U.S. to target health-care fraud in bid to reclaim huge losses
Justice, HHS officials say billions of dollars at stake
WASHINGTON – Senior Obama administration officials on Wednesday launched a high-level task force to use technology to help detect and prevent health-care fraud that robs the nation’s coffers of billions of dollars each year.
Attorney General Eric Holder and Health and Human Services Secretary Kathleen Sebelius also directed federal investigators and prosecutors to expand special strike forces to Detroit and Houston, where “erratic” billing data suggest high levels of fraud, waste and abuse in Medicare and Medicaid programs.
Together, the actions signal the Obama administration’s biggest push since taking office to halt fraudulent claims in programs that expend hundreds of billions of dollars a year for health care for the poor, elderly and disabled.
“When individuals and corporations cross the line, we will hold them accountable,” Holder said at a news conference in Washington.
Sebelius added: “What we’re talking about today is theft, plain and simple.”
The announcement comes a week after the trustees who monitor Medicare’s finances predicted that the trust fund that pays hospital bills for elderly patients will be depleted by 2017, a year earlier than previously expected. Medicare’s eroding financial stability increases the pressure on authorities to cut down on fraud.
The new Health Care Fraud Prevention and Enforcement Action Team will be composed of senior-level officials at the Justice Department and HHS. The group will use electronic claims data, as well as the threat of federal prosecution, to look for unusual billing problems.
The largest sums by far recovered by the federal government in recent years have come through Justice Department intervention in whistleblower lawsuits, many filed under the False Claims Act against pharmaceutical companies. Such settlements are on track to reach record highs for fiscal year 2009, according to lawyers who follow the cases.
In January, Eli Lilly agreed to pay $1.4 billion in criminal fines and civil damages to resolve allegations that it defrauded Medicaid and Medicare through improper marketing of its anti-psychotic drug Zyprexa to treat dementia and other diseases afflicting the elderly, for which it was not approved by the FDA. Cases involving two related drugs marketed by other manufacturers are still pending, lawyers said. False-claims cases often proceed for years under seal while prosecutors and civil division lawyers investigate.

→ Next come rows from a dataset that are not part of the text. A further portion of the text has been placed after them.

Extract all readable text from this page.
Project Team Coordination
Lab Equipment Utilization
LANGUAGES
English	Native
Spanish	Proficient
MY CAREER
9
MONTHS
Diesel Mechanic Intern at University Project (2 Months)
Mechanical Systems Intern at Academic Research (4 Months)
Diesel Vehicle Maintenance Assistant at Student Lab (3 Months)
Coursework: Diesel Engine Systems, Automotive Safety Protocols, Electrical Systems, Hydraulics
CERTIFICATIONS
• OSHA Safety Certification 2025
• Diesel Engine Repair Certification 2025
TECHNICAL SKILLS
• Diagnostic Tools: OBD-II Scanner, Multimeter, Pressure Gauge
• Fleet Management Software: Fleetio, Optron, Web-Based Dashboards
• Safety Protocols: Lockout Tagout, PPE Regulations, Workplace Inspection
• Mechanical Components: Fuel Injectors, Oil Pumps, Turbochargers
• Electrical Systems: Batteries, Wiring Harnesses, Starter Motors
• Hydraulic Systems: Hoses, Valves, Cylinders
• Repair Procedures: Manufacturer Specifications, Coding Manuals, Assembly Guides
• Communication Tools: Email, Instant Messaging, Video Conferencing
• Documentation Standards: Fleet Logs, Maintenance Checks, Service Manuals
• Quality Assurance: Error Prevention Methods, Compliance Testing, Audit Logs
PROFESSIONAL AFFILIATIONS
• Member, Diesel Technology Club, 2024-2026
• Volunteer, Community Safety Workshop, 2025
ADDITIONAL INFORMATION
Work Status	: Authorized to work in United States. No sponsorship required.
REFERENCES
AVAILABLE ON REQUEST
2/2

Last month, Quest Diagnostics agreed to plead guilty and pay more than $300 million in connection with faulty test kits sold to labs across the country, one of the largest such recoveries in a medical device case.
Other major pharmaceutical companies have reserved hundreds of millions of dollars for possible settlements that could come later this year, according to analysts who have followed the issues. And Monday, Justice Department leaders announced that the federal government and 16 states would intervene in a major whistleblower case alleging that Wyeth overcharged the government for stomach acid drugs purchased through the Medicaid program.
Department lawyers have been sorting through a backlog of the complex cases. Under the president’s 2010 budget request, the Justice Department would receive $10 million to police fraud in the bailout and stimulus programs.
“The Department of Justice has done great work,” said Patrick Burns, a spokesman for Taxpayers Against Fraud, a lawyers group that represents whistleblowers. “I just wish the Civil Division had more people to help reel in the fraudsters already on the line, as scores of billions of dollars are waiting to be recovered from the health-care industry alone.”